Chapter 4: Cell Membrane and Transport

The basic structure of cell membrane is a 7nm thick phospholipid layer with protein molecules spanning the bilayer or within one or other layer. Phospholipids and some protein move within layers. Hence the structure is described as a fluid mosaic. Phospholipid bilayers are a barrier to most water soluble substance because the interior of the membrane is hydrophobic. The main function of the membrane is controlling the movement of substances in and out of cell.

Fluid Mosaic Model

In 1972, two scientists Singer and Nicolson this model and it is called fluid mosaic model because bot the phospholipid and protein can move about by diffusion.

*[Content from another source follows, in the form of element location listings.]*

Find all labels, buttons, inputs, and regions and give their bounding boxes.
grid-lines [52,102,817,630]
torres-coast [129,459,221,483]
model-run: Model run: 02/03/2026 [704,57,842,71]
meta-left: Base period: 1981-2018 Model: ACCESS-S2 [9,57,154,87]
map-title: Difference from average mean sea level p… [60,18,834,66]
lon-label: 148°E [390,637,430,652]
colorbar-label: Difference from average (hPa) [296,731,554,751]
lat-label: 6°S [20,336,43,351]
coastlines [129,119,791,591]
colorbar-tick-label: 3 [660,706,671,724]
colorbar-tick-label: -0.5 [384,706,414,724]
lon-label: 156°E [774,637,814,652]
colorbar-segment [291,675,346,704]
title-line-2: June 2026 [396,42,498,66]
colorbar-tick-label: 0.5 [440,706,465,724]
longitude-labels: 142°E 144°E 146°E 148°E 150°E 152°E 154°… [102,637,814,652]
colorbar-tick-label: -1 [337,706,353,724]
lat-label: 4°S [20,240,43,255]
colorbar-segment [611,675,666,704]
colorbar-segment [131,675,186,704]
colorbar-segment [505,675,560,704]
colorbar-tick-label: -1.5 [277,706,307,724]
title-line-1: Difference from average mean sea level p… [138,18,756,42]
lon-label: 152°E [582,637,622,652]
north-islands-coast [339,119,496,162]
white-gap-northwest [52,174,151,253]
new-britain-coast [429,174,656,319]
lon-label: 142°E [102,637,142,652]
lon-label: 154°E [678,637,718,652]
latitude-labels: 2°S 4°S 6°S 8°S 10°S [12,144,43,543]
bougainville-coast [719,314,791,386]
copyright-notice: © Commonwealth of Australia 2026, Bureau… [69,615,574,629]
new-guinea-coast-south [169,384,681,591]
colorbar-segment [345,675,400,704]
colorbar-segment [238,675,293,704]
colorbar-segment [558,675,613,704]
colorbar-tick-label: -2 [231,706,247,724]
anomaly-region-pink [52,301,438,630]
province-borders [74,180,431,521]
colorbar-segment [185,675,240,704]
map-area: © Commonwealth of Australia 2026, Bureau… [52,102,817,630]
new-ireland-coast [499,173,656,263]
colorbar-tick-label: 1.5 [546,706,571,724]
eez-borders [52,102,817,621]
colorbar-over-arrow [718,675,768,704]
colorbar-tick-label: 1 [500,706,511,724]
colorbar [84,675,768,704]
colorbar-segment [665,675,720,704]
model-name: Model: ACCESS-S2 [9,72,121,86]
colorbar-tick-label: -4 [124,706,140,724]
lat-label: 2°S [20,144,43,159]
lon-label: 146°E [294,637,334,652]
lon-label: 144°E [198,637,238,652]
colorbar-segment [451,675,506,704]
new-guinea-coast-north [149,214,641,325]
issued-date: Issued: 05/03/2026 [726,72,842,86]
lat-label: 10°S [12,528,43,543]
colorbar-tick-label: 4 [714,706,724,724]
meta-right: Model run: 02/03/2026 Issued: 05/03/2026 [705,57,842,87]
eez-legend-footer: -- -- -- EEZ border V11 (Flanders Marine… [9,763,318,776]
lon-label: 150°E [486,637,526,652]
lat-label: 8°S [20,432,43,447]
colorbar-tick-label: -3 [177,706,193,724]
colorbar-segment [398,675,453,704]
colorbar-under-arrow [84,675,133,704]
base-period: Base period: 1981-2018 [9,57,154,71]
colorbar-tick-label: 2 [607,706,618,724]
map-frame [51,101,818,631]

Structure of Cell Membrane

The following are the structure of cell membrane:

  • Glycoproteins: They are the form of antigens that acts as cell recognition markers. It helps to interact with other cells.
  • Phospholipids: The phospholipid bilayers that make up cell membranes also contain proteins
    • The proteins can either be intrinsic or extrinsic 
    • Intrinsic proteins are embedded in the membrane with their arrangement determined by their hydrophilic and hydrophobic regions
    • Extrinsic proteins are found on the outer or inner surface of the membrane
  • Glycolipids: Glycolipids are lipids with a carbohydrate attached by a glycoside (covalent) bond. Their role is to maintain the stability of the cell membrane and to facilitate cellular recognition, which is crucial to the immune response and in the connections that allow cells to connect to one another to form tissues. they also help in cell signaling.
  • Cholesterol: They are the molecules among the phospholipids. At low temperature, cholesterol increases the fluidity of the membrane.

 

Cell Signaling

Cell signaling is the ability of a cell to receive, process, and transmit signals with its environment and with itself. … Receptors play a key role in cell signaling as they are able to detect chemical signals or physical stimuli.

Movement of Substance in and out of cell

The following factors affect the movement of substance in and out of cell:

  1. Diffusion

It can be defined as the net movement of molecules and ions from a region higher concentration to a region of lower concentration down a gradient, as a result of random movement of particles. Oxygen, carbon dioxide and water cross membranes by diffusion through the phospholipid bilayer. Diffusion of ions and larger polar molecules through membrane is allowed by transport proteins. This process is called facilitated diffusion.

  1. Osmosis

It is the net diffusion of water molecules from an area of low solute concentration to an area to high solute concentration through permeable membrane.

  1. Water potential and Solute Potential

Water potential is the pressure exerted by water molecules that are free to move in a system. It is measured in kPa. The pure water has a water potential of zero. The higher the water potential, the larger number of water molecules that are free to move.


Solute potential (Ψs), also called osmotic potential, is negative in a plant cell and zero in distilled water. Typical values for cell cytoplasm are –0.5 to –1.0 MPa. Solutes reduce water potential (resulting in a negative Ψw) by consuming some of the potential energy available in the water.

 

Active Transport

Active transport is the process of moving molecules across a cellular membrane through the use of cellular energy. … Active transport is used by cells to accumulate needed molecules such as glucose and amino acids. Active transport powered by adenosine triphosphate (ATP) is known as primary active transport. Examples of active transport include the uptake of glucose in the intestines in humans and the uptake of mineral ions into root hair cells of plants.